The book is a far cry from other guidebooks such as “The Joy of Sex.” There are no drawings of a hippie couple fornicating in acrobatic positions, for instance. In fact, there are no illustrations or photos of any kind in “Between Husband & Wife,” other than a cover image of calla lilies. So how does a how-to sex manual sell without depicting the sex act? In the Mormon world, this means textbook descriptions of human anatomy, accompanied by quotations from Mormon authority figures, who evidently know what they’re talking about.
Downplaying the graphic elements seems to be working just fine. The book is currently third on the Mormon bestseller list, behind Hinckley’s newest tome, and “Harry Potter and the Goblet of Fire.”

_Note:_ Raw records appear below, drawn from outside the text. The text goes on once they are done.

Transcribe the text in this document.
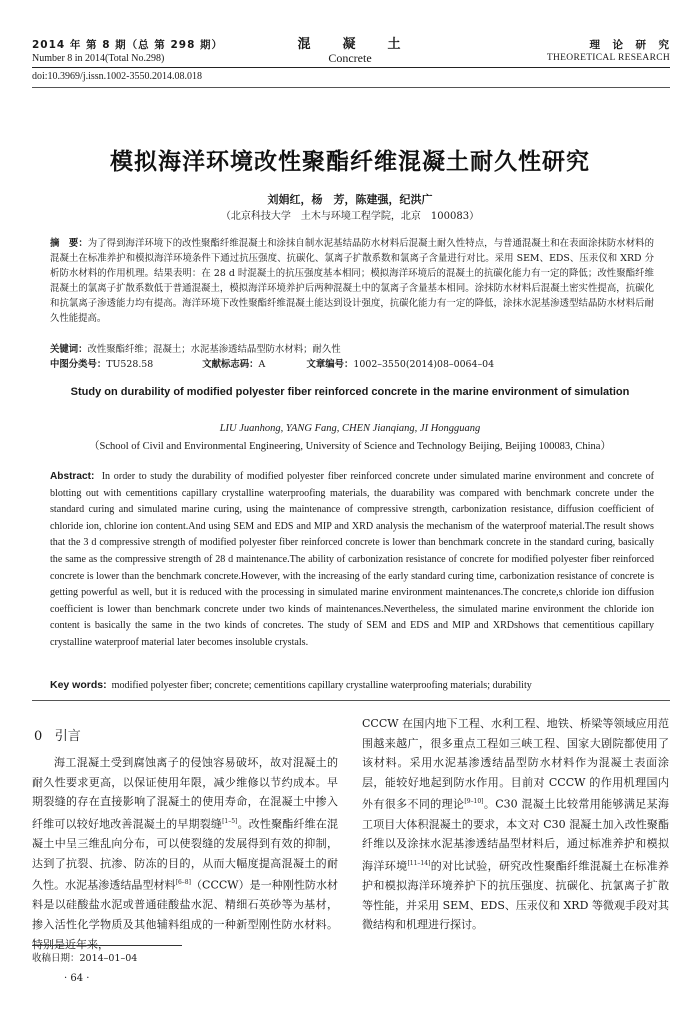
2014 年 第 8 期（总 第 298 期）
Number 8 in 2014(Total No.298)
混　　凝　　土
Concrete
理　论　研　究
THEORETICAL RESEARCH
doi:10.3969/j.issn.1002-3550.2014.08.018
模拟海洋环境改性聚酯纤维混凝土耐久性研究
刘娟红，杨　芳，陈建强，纪洪广
（北京科技大学　土木与环境工程学院，北京　100083）
摘　要：为了得到海洋环境下的改性聚酯纤维混凝土和涂抹自制水泥基结晶防水材料后混凝土耐久性特点，与普通混凝土和在表面涂抹防水材料的混凝土在标准养护和模拟海洋环境条件下通过抗压强度、抗碳化、氯离子扩散系数和氯离子含量进行对比。采用 SEM、EDS、压汞仪和 XRD 分析防水材料的作用机理。结果表明：在 28 d 时混凝土的抗压强度基本相同；模拟海洋环境后的混凝土的抗碳化能力有一定的降低；改性聚酯纤维混凝土的氯离子扩散系数低于普通混凝土，模拟海洋环境养护后两种混凝土中的氯离子含量基本相同。涂抹防水材料后混凝土密实性提高，抗碳化和抗氯离子渗透能力均有提高。海洋环境下改性聚酯纤维混凝土能达到设计强度，抗碳化能力有一定的降低，涂抹水泥基渗透型结晶防水材料后耐久性能提高。
关键词：改性聚酯纤维；混凝土；水泥基渗透结晶型防水材料；耐久性
中图分类号：TU528.58	文献标志码：A	文章编号：1002–3550(2014)08–0064–04
Study on durability of modified polyester fiber reinforced concrete in the marine environment of simulation
LIU Juanhong, YANG Fang, CHEN Jianqiang, JI Hongguang
（School of Civil and Environmental Engineering, University of Science and Technology Beijing, Beijing 100083, China）
Abstract: In order to study the durability of modified polyester fiber reinforced concrete under simulated marine environment and concrete of blotting out with cementitions capillary crystalline waterproofing materials, the duarability was compared with benchmark concrete under the standard curing and simulated marine curing, using the maintenance of compressive strength, carbonization resistance, diffusion coefficient of chloride ion, chlorine ion content.And using SEM and EDS and MIP and XRD analysis the mechanism of the waterproof material.The result shows that the 3 d compressive strength of modified polyester fiber reinforced concrete is lower than benchmark concrete in the standard curing, basically the same as the compressive strength of 28 d maintenance.The ability of carbonization resistance of concrete for modified polyester fiber reinforced concrete is lower than the benchmark concrete.However, with the increasing of the early standard curing time, carbonization resistance of concrete is getting powerful as well, but it is reduced with the processing in simulated marine environment maintenances.The concrete,s chloride ion diffusion coefficient is lower than benchmark concrete under two kinds of maintenances.Nevertheless, the simulated marine environment the chloride ion content is basically the same in the two kinds of concretes. The study of SEM and EDS and MIP and XRDshows that cementitious capillary crystalline waterproof material later becomes insoluble crystals.
Key words: modified polyester fiber; concrete; cementitions capillary crystalline waterproofing materials; durability
0 引言
海工混凝土受到腐蚀离子的侵蚀容易破坏，故对混凝土的耐久性要求更高，以保证使用年限，减少维修以节约成本。早期裂缝的存在直接影响了混凝土的使用寿命，在混凝土中掺入纤维可以较好地改善混凝土的早期裂缝[1–5]。改性聚酯纤维在混凝土中呈三维乱向分布，可以使裂缝的发展得到有效的抑制，达到了抗裂、抗渗、防冻的目的，从而大幅度提高混凝土的耐久性。水泥基渗透结晶型材料[6–8]（CCCW）是一种刚性防水材料是以硅酸盐水泥或普通硅酸盐水泥、精细石英砂等为基材，掺入活性化学物质及其他辅料组成的一种新型刚性防水材料。特别是近年来，
CCCW 在国内地下工程、水利工程、地铁、桥梁等领域应用范围越来越广，很多重点工程如三峡工程、国家大剧院都使用了该材料。采用水泥基渗透结晶型防水材料作为混凝土表面涂层，能较好地起到防水作用。目前对 CCCW 的作用机理国内外有很多不同的理论[9–10]。C30 混凝土比较常用能够满足某海工项目大体积混凝土的要求，本文对 C30 混凝土加入改性聚酯纤维以及涂抹水泥基渗透结晶型材料后，通过标准养护和模拟海洋环境[11–14]的对比试验，研究改性聚酯纤维混凝土在标准养护和模拟海洋环境养护下的抗压强度、抗碳化、抗氯离子扩散等性能，并采用 SEM、EDS、压汞仪和 XRD 等微观手段对其微结构和机理进行探讨。
收稿日期：2014–01–04
· 64 ·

Writing a sex book without sex imagery was a tricky job, says co-author Dr. Stephen Lamb, a Salt Lake City gynecologist and active Mormon. “We’re unsure, we don’t want to say the wrong thing, and we don’t want to stir interest inappropriately,” Lamb told the Associated Press.
Readers learn that intimacy should be an outgrowth of a healthy, trusting relationship. If your marriage is screwed up in some way, the authors suggest, your sex life will probably be screwed up as well.
One happy reader, Krystal Pease, of Beaverton, Ore., came upon the book after trying for six months to save her marriage. Counseling, religious books — nothing seemed to be working until she found a copy of “Between Husband & Wife.” She and her husband read it together, and the skies parted and the sun shone again upon their nuptial mattress.
“We were able to resolve about 90 percent of problems we were having in about a month’s period,” said Pease. “In fact, the counselor we were seeing saw our progress and told us we didn’t need any more help. Then he bought a copy of the book.”